Моя незабудка или уже не моя…
Даже находясь в Нью-Йорке уже на протяжении нескольких часов, не могу пересилить и залезть в сеть. Лучше остаться в неведении.
Собственник должен был сдохнуть в тот момент, когда сказал, что ничто не изменит решения. Но он всё ещё существует, нагло подбрасывая в сознание, как смотрела, как целовала, как отдавалась.
Твою мать!
Было бы проще, если бы то, что произошло, затронуло бы и память.
– Привет, друг, – хриплю в трубку.
– Дерек?! Как ты? Где ты сейчас? – закидывает Браун вопросами.
– Я в порядке. Прилетел на отдых, – на том проводе многозначительная пауза.
– Ты не ранен? – зная, что для Лиама это больная тема, не хочу говорить по телефону.
– Я в норме, – откровенно лгу, но лучше говорить вживую: – Как ты тут?
– Хорошо, – выдыхает: – Много всего, это надо при встрече за бурбоном. – Усмехается.
– Я за, тоже поведаю, как прошло время, – на самом деле рассказывать нечего, операция ещё идёт: – Ты общаешься с… – даже имя отдаётся фантомной болью в груди.
– Я понял. Изменилась, после тебя и выстрела долго приходила в себя, – ответ вызывает жгучее беспокойство.
– После чего?! – Тон меняется, а внутри догадка, что мне не понравится ответ.
– Мэдисон Сквер Гарден, два года назад. – Недоумевает Лиам.
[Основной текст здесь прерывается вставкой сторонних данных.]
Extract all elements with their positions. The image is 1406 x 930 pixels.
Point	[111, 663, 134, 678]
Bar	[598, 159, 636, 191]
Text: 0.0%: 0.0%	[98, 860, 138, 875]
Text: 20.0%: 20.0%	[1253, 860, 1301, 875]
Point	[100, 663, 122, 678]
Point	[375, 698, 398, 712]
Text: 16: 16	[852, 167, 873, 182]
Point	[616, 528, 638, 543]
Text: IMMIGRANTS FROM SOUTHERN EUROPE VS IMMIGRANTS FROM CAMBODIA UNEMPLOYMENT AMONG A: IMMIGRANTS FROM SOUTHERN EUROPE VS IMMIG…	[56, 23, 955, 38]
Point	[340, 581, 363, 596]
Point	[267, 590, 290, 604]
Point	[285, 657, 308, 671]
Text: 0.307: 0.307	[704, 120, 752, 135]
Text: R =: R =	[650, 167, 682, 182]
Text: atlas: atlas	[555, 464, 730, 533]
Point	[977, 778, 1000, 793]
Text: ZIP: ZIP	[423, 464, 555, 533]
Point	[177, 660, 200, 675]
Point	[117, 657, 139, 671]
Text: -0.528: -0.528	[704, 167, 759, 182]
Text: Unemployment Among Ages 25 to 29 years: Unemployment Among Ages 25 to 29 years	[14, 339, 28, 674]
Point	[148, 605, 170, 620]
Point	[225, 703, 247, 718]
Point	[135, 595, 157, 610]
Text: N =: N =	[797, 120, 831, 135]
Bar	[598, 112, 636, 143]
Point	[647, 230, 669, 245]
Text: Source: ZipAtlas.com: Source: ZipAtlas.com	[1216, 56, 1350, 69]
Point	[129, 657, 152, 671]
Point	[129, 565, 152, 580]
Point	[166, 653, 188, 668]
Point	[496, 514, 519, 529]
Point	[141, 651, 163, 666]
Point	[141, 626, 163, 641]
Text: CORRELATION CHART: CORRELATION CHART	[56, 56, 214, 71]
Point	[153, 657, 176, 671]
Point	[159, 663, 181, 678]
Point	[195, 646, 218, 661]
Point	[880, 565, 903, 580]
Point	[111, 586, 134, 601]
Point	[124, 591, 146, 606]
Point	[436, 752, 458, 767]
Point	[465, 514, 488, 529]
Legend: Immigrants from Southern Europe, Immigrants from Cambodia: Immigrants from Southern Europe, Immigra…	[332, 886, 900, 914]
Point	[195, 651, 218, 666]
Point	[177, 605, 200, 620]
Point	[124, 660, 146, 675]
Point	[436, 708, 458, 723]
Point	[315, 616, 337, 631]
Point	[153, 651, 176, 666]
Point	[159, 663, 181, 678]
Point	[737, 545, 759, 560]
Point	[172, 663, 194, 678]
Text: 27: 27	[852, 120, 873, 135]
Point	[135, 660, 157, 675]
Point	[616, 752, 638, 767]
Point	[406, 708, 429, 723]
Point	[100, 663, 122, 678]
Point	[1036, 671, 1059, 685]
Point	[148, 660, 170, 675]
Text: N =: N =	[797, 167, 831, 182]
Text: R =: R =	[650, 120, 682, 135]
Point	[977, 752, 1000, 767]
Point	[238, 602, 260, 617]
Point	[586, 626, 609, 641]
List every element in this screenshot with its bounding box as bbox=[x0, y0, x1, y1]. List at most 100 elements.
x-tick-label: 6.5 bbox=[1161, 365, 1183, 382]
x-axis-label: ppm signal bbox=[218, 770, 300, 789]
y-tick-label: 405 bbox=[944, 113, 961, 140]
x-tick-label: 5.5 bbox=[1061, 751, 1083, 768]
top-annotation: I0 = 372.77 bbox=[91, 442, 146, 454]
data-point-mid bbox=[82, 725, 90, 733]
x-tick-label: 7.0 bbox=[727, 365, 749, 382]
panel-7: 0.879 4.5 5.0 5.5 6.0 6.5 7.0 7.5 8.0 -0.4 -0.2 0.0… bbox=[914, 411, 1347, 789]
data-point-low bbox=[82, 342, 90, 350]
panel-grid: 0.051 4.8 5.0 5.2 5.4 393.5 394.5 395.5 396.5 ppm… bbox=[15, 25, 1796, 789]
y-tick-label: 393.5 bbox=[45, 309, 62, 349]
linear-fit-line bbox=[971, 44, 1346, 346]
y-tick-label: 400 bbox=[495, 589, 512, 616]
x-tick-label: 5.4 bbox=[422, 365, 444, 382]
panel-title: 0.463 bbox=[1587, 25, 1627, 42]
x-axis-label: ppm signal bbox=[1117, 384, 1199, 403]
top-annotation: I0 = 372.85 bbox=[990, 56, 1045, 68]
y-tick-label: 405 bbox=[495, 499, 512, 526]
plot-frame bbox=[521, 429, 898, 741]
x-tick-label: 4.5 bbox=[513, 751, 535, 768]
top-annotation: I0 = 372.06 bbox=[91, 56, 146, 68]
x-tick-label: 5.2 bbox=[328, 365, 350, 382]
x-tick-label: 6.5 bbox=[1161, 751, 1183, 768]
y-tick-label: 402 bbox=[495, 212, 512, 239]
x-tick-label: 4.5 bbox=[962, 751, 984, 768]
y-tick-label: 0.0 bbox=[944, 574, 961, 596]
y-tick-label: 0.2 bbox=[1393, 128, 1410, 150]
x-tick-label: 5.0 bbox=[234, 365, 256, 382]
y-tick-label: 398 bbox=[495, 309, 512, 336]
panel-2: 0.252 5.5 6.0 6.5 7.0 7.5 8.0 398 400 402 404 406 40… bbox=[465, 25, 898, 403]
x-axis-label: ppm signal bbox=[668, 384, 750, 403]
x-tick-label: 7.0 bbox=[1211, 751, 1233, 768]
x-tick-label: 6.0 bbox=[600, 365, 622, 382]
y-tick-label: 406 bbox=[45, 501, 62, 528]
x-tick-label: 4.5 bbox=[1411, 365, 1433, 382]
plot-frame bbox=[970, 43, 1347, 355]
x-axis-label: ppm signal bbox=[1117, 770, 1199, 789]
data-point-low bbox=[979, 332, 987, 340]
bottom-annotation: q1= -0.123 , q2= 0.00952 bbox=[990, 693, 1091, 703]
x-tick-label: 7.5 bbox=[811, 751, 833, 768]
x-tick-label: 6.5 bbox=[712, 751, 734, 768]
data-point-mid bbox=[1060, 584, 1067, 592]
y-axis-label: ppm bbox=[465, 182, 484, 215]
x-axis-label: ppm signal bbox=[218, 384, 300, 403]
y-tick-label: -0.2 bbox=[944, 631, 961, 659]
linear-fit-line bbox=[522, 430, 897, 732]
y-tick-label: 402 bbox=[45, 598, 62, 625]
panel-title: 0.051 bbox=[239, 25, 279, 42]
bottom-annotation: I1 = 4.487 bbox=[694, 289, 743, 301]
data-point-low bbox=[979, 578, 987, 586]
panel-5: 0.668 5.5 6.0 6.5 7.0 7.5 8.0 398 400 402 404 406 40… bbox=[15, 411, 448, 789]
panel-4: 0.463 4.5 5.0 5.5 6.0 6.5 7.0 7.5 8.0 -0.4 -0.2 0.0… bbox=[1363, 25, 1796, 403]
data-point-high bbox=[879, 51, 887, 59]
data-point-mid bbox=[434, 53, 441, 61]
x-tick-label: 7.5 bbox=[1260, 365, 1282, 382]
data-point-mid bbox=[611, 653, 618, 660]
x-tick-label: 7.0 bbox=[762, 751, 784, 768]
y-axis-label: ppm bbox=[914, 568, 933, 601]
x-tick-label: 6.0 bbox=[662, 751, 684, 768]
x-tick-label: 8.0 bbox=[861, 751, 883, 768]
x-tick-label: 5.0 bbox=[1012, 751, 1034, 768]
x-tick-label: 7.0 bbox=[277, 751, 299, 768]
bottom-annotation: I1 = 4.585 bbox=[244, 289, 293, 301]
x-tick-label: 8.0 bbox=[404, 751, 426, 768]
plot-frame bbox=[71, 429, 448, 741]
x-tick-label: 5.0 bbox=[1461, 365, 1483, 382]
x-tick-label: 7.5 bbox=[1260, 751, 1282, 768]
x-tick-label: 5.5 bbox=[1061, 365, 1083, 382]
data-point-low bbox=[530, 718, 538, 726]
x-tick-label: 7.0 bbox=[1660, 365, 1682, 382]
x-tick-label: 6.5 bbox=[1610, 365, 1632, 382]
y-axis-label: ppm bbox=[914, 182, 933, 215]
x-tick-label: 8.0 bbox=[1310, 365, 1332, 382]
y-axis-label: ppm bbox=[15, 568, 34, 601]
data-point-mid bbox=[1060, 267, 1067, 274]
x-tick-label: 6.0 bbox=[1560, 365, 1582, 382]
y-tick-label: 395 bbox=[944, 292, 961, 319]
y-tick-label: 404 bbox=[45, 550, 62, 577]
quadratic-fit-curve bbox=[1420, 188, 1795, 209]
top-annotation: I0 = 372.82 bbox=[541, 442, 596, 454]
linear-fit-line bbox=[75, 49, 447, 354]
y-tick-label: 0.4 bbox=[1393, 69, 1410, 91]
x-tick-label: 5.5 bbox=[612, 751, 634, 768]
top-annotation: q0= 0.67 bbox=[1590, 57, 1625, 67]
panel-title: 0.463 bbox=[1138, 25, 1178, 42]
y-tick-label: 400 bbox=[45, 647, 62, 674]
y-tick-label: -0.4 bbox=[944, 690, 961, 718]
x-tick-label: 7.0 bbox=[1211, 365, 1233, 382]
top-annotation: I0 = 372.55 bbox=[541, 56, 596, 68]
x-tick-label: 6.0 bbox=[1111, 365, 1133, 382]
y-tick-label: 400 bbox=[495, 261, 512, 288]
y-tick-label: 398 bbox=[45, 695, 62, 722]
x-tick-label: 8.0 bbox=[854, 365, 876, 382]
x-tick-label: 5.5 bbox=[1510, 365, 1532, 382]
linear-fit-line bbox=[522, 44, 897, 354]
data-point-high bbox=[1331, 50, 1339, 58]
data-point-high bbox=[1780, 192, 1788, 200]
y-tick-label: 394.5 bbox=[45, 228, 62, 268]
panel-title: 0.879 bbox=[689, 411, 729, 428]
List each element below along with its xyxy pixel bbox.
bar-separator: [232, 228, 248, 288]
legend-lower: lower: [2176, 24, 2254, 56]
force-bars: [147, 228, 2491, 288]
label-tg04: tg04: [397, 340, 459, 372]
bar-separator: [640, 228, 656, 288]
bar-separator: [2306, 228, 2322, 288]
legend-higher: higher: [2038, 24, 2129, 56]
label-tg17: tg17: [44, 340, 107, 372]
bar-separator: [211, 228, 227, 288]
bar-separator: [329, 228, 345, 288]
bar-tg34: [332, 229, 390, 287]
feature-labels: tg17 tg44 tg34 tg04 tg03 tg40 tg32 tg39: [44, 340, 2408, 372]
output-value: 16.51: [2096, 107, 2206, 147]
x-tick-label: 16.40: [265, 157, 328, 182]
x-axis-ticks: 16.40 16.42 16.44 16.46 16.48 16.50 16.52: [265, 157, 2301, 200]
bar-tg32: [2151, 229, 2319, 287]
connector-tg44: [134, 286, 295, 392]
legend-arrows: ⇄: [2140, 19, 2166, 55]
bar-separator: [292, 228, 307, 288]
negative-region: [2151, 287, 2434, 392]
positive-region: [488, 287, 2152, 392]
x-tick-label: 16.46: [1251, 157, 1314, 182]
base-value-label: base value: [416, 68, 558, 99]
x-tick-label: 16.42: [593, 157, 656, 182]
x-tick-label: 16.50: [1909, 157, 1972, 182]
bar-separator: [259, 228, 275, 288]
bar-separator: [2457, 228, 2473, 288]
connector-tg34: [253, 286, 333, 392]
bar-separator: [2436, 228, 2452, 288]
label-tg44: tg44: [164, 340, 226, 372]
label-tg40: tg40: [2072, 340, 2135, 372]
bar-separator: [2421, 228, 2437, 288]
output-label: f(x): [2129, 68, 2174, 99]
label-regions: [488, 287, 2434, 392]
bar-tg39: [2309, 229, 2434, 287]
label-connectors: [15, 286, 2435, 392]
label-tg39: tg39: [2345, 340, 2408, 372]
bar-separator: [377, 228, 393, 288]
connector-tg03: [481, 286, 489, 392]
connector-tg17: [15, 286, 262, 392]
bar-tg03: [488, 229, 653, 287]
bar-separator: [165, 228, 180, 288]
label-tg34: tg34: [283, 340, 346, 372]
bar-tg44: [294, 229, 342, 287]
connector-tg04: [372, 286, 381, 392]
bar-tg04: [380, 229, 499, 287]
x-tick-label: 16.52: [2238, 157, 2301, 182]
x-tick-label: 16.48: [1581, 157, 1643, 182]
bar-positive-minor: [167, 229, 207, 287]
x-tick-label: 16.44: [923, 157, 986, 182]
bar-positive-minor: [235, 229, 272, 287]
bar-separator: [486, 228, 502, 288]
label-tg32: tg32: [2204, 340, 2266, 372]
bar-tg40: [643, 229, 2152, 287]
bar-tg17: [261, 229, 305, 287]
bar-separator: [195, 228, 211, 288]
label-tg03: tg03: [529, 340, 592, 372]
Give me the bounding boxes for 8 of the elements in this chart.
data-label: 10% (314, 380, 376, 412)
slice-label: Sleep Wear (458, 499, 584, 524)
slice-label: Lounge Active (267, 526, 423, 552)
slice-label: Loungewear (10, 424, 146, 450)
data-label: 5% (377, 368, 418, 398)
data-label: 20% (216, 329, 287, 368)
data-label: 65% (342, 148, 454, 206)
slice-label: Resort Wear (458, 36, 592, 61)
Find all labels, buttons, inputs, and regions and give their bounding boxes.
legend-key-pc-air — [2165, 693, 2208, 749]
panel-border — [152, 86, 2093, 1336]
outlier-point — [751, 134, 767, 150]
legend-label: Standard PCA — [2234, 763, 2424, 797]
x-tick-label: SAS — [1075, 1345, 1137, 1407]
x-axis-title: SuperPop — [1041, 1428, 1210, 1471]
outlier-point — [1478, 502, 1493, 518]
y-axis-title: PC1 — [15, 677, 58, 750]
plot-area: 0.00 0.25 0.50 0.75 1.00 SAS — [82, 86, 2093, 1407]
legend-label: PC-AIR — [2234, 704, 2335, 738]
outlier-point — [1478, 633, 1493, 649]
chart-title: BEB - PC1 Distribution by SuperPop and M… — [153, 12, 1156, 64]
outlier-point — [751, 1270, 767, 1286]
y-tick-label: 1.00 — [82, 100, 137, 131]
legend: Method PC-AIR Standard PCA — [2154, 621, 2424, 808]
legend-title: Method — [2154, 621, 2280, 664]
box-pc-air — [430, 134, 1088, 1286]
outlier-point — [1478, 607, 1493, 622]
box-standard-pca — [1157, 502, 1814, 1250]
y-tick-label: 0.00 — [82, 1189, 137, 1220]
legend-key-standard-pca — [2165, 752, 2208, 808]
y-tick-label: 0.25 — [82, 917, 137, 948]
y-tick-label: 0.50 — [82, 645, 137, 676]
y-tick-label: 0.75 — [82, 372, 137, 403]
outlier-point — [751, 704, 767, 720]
– И? – Начинаю откровенно раздражаться.
– Бл*дь! Я передавал через Уотсона!
– Что?! Что, Лиам, ты передавал?! – Я не повышаю голос, но сталь в тоне слышится за милю.
Пауза красноречивее слов.
– Твою мать, Дерек, твою мать! – сокрушённо выдаёт друг: – После выступления в Мэдисон в Эрику стреляли, – выдаёт он на одном дыхании: – Эта Райли Эванс, которую ты тогда подозревал. Пуля прошла навылет.
Темнота и пустота.
– Я звонил в этот же день Уотсону, просил передать тебе туда, где бы ты ни был. Я не смог, прости, – сквозь чёрную мглу отчаяние Лиама слышится в каждой букве.